As the managing editor, my job is to make the trains run on time. I run the day-to-day operations of the newsroom and supervise most of the managers and one reporter. I build out a lot of our newsroom systems, manage projects and timelines and coach our managers and reporters.

My Background

I got into journalism because I wanted to get paid for watching baseball games. That notion took me on a journey I never could have expected that included doing or teaching journalism in 43 states and on five continents. 

My journalism career started at the Arkansas Democrat-Gazette in Little Rock, Arkansas where I covered local government, tourism, Clinton-era welfare reform and a picnic basket of topics ranging from white supremacy to the transport of nuclear weapons. I spent a year at the Seattle Post-Intelligencer covering all the news that happened at night as well as the 1999 World Trade Organization conference that turned into three days of battles between police and protesters. I moved to the Arizona Republic in Phoenix to cover the environment, specializing in wildfire coverage while embedded with hotshot crews. I ended my time there covering the state’s chaotic higher education system.

I’ve spent time running the communications and IT departments at the Missouri Department of Natural Resources where I also served as the staff director of the Missouri Civil War Sesquicentennial Commission. I spent six years teaching journalism at my alma mater, the University of Missouri, where I specialized in cross-platform journalism and mobile journalism. I served as the Reynolds Journalism Institute’s first director of aerial journalism as well, teaching students and journalists around the world how to gather news via drone and satellite imagery. 

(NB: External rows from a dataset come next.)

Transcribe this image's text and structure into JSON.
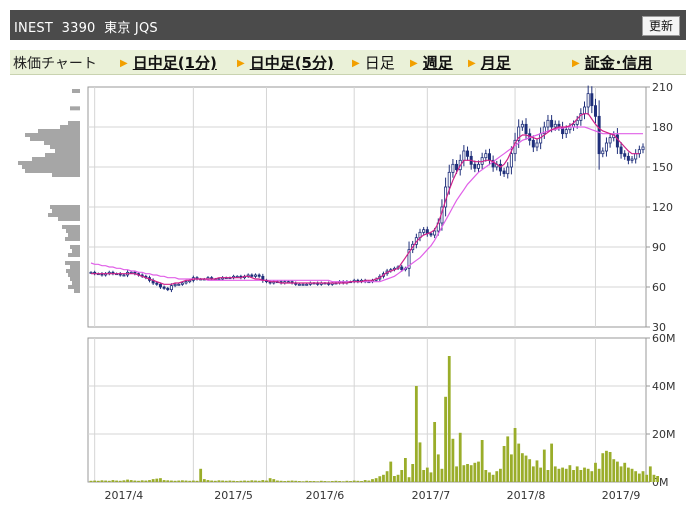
{
  "header": {
    "title": "INEST  3390  東京 JQS",
    "refresh_label": "更新"
  },
  "tabs": {
    "chart_label": "株価チャート",
    "items": [
      {
        "label": "日中足(1分)",
        "current": false
      },
      {
        "label": "日中足(5分)",
        "current": false
      },
      {
        "label": "日足",
        "current": true
      },
      {
        "label": "週足",
        "current": false
      },
      {
        "label": "月足",
        "current": false
      },
      {
        "label": "証金･信用",
        "current": false
      }
    ]
  },
  "colors": {
    "candle_up": "#ffffff",
    "candle_down": "#1f2f7a",
    "ma_short": "#d0208a",
    "ma_long": "#e060e8",
    "volume": "#9aad2a",
    "volume_profile": "#a6a6a6",
    "grid": "#d5d5d5"
  },
  "chart_data": [
    {
      "type": "candlestick",
      "title": "",
      "ylim": [
        30,
        210
      ],
      "yticks": [
        "210",
        "180",
        "150",
        "120",
        "90",
        "60",
        "30"
      ],
      "xticks": [
        "2017/4",
        "2017/5",
        "2017/6",
        "2017/7",
        "2017/8",
        "2017/9"
      ],
      "grid": true,
      "close": [
        71,
        70,
        70,
        69,
        70,
        71,
        70,
        70,
        69,
        69,
        71,
        71,
        70,
        69,
        68,
        67,
        65,
        63,
        62,
        60,
        59,
        58,
        61,
        62,
        62,
        63,
        64,
        65,
        67,
        66,
        66,
        66,
        67,
        66,
        66,
        66,
        67,
        67,
        67,
        68,
        68,
        67,
        68,
        69,
        68,
        69,
        68,
        65,
        64,
        63,
        64,
        64,
        63,
        64,
        64,
        63,
        62,
        62,
        62,
        62,
        63,
        63,
        62,
        63,
        63,
        62,
        63,
        63,
        64,
        63,
        64,
        64,
        65,
        64,
        65,
        64,
        64,
        65,
        66,
        68,
        70,
        72,
        73,
        74,
        75,
        73,
        74,
        88,
        92,
        97,
        101,
        103,
        100,
        99,
        102,
        108,
        120,
        135,
        146,
        152,
        148,
        155,
        162,
        158,
        152,
        149,
        152,
        157,
        160,
        155,
        150,
        152,
        147,
        145,
        150,
        160,
        170,
        180,
        182,
        175,
        170,
        165,
        168,
        175,
        180,
        185,
        180,
        182,
        180,
        175,
        178,
        180,
        182,
        185,
        190,
        195,
        205,
        196,
        188,
        160,
        162,
        168,
        172,
        174,
        165,
        160,
        158,
        155,
        156,
        160,
        163,
        165
      ],
      "ma_short": [
        70,
        70,
        70,
        70,
        70,
        70,
        70,
        70,
        70,
        70,
        70,
        70,
        70,
        69,
        68,
        67,
        66,
        65,
        64,
        63,
        62,
        62,
        62,
        63,
        63,
        64,
        65,
        65,
        66,
        66,
        66,
        66,
        66,
        66,
        66,
        67,
        67,
        67,
        67,
        67,
        67,
        67,
        68,
        68,
        67,
        66,
        66,
        65,
        65,
        64,
        64,
        64,
        63,
        63,
        63,
        63,
        63,
        63,
        63,
        63,
        63,
        63,
        63,
        63,
        63,
        63,
        63,
        63,
        63,
        63,
        63,
        64,
        64,
        64,
        64,
        65,
        65,
        65,
        66,
        67,
        69,
        71,
        72,
        73,
        74,
        78,
        82,
        86,
        90,
        94,
        97,
        99,
        100,
        101,
        103,
        108,
        116,
        125,
        133,
        140,
        146,
        151,
        155,
        155,
        155,
        154,
        154,
        154,
        155,
        155,
        154,
        152,
        150,
        152,
        156,
        162,
        168,
        172,
        174,
        174,
        173,
        172,
        171,
        172,
        174,
        176,
        178,
        179,
        180,
        180,
        180,
        181,
        183,
        186,
        189,
        190,
        190,
        186,
        182,
        179,
        177,
        176,
        175,
        174,
        171,
        168,
        165,
        162,
        160,
        160,
        160
      ],
      "ma_long": [
        78,
        77,
        77,
        76,
        76,
        75,
        75,
        74,
        74,
        73,
        73,
        72,
        72,
        71,
        71,
        70,
        70,
        69,
        69,
        68,
        68,
        67,
        67,
        67,
        66,
        66,
        66,
        66,
        66,
        66,
        66,
        66,
        65,
        65,
        65,
        65,
        65,
        65,
        65,
        65,
        65,
        65,
        65,
        65,
        65,
        65,
        65,
        65,
        65,
        65,
        65,
        65,
        65,
        65,
        65,
        65,
        65,
        65,
        65,
        65,
        65,
        65,
        65,
        65,
        65,
        65,
        64,
        64,
        64,
        64,
        64,
        64,
        64,
        64,
        64,
        64,
        64,
        64,
        64,
        64,
        65,
        66,
        67,
        68,
        70,
        72,
        74,
        76,
        78,
        80,
        82,
        85,
        88,
        91,
        95,
        100,
        105,
        110,
        115,
        120,
        125,
        129,
        133,
        137,
        140,
        143,
        146,
        148,
        150,
        152,
        154,
        156,
        158,
        160,
        162,
        164,
        166,
        168,
        170,
        171,
        172,
        173,
        174,
        175,
        176,
        177,
        178,
        178,
        179,
        179,
        180,
        180,
        180,
        180,
        180,
        180,
        179,
        178,
        177,
        176,
        175,
        175,
        175,
        175,
        175,
        175,
        175,
        175,
        175,
        175,
        175,
        175
      ],
      "volume_profile_rows": [
        {
          "price": 207,
          "w": 8
        },
        {
          "price": 194,
          "w": 10
        },
        {
          "price": 183,
          "w": 12
        },
        {
          "price": 180,
          "w": 20
        },
        {
          "price": 177,
          "w": 42
        },
        {
          "price": 174,
          "w": 55
        },
        {
          "price": 171,
          "w": 50
        },
        {
          "price": 168,
          "w": 36
        },
        {
          "price": 165,
          "w": 30
        },
        {
          "price": 162,
          "w": 25
        },
        {
          "price": 159,
          "w": 35
        },
        {
          "price": 156,
          "w": 48
        },
        {
          "price": 153,
          "w": 62
        },
        {
          "price": 150,
          "w": 58
        },
        {
          "price": 147,
          "w": 55
        },
        {
          "price": 144,
          "w": 28
        },
        {
          "price": 120,
          "w": 30
        },
        {
          "price": 117,
          "w": 28
        },
        {
          "price": 114,
          "w": 32
        },
        {
          "price": 111,
          "w": 22
        },
        {
          "price": 105,
          "w": 18
        },
        {
          "price": 102,
          "w": 14
        },
        {
          "price": 99,
          "w": 12
        },
        {
          "price": 96,
          "w": 15
        },
        {
          "price": 90,
          "w": 10
        },
        {
          "price": 87,
          "w": 8
        },
        {
          "price": 84,
          "w": 12
        },
        {
          "price": 78,
          "w": 15
        },
        {
          "price": 75,
          "w": 10
        },
        {
          "price": 72,
          "w": 14
        },
        {
          "price": 69,
          "w": 12
        },
        {
          "price": 66,
          "w": 10
        },
        {
          "price": 63,
          "w": 8
        },
        {
          "price": 60,
          "w": 12
        },
        {
          "price": 57,
          "w": 6
        }
      ]
    },
    {
      "type": "bar",
      "title": "",
      "ylim": [
        0,
        60
      ],
      "yticks": [
        "60M",
        "40M",
        "20M",
        "0M"
      ],
      "unit": "M",
      "values": [
        0.5,
        0.6,
        0.5,
        0.7,
        0.6,
        0.5,
        0.8,
        0.6,
        0.5,
        0.7,
        1.0,
        0.8,
        0.6,
        0.5,
        0.7,
        0.6,
        0.8,
        1.2,
        1.4,
        1.6,
        0.8,
        0.7,
        0.6,
        0.5,
        0.6,
        0.7,
        0.6,
        0.5,
        0.6,
        0.5,
        5.5,
        1.2,
        0.8,
        0.6,
        0.5,
        0.7,
        0.6,
        0.5,
        0.6,
        0.5,
        0.4,
        0.5,
        0.6,
        0.5,
        0.7,
        0.6,
        0.5,
        0.8,
        0.6,
        1.6,
        1.2,
        0.6,
        0.5,
        0.4,
        0.5,
        0.6,
        0.5,
        0.4,
        0.3,
        0.5,
        0.4,
        0.4,
        0.3,
        0.5,
        0.4,
        0.3,
        0.4,
        0.5,
        0.4,
        0.3,
        0.5,
        0.4,
        0.6,
        0.5,
        0.4,
        0.8,
        0.6,
        1.2,
        1.6,
        2.4,
        3.0,
        4.5,
        8.5,
        2.5,
        3.0,
        5.0,
        10.0,
        2.0,
        7.5,
        40.0,
        16.5,
        5.0,
        6.0,
        4.0,
        25.0,
        11.5,
        5.5,
        35.5,
        52.5,
        18.0,
        6.5,
        20.5,
        7.0,
        7.5,
        7.0,
        8.0,
        8.5,
        17.5,
        5.0,
        4.0,
        3.0,
        4.5,
        5.5,
        15.0,
        19.0,
        11.5,
        22.5,
        16.0,
        12.0,
        11.0,
        9.5,
        6.5,
        9.0,
        6.0,
        13.5,
        5.0,
        16.0,
        6.5,
        5.5,
        6.0,
        5.5,
        7.0,
        5.0,
        6.5,
        5.0,
        6.0,
        5.5,
        4.5,
        8.0,
        5.5,
        12.0,
        13.0,
        12.5,
        9.5,
        8.5,
        6.5,
        8.0,
        6.0,
        5.5,
        4.5,
        3.5,
        4.5,
        3.0,
        6.5,
        3.0,
        2.5
      ],
      "grid": true
    }
  ]
}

Before coming here, I spent more than five years as the digital director at 12News, the NBC affiliate in Phoenix. There, I oversaw the transition from a TV-station-with-a-website into a cross-platform news outlet and developed and executed a 24/7 streaming strategy. I also oversaw planning for three Olympics, a Super Bowl and a World Series. 

I also teach media literacy and digital culture at Webster University and the history of American journalism at Texas Tech University. 

Where can you find me in Tulsa?

Along the first base line at ONEOK Field watching the Drillers (in the offseason, like Rogers Hornsby, I look out the window and wait for spring). You can also find me searching for barbecue and pizzas with a well-done crust. You can also find me taking pictures of airplanes; it’s a nerdy hobby I’ve had since I was 10.

Journalistic ethics

I’ve always tried to cover events with passion but not prejudice. I believe that the press has a duty to cover every subject fairly and with respect. I don’t make political donations or sign petitions, and I recuse myself from stories where I have a personal interest.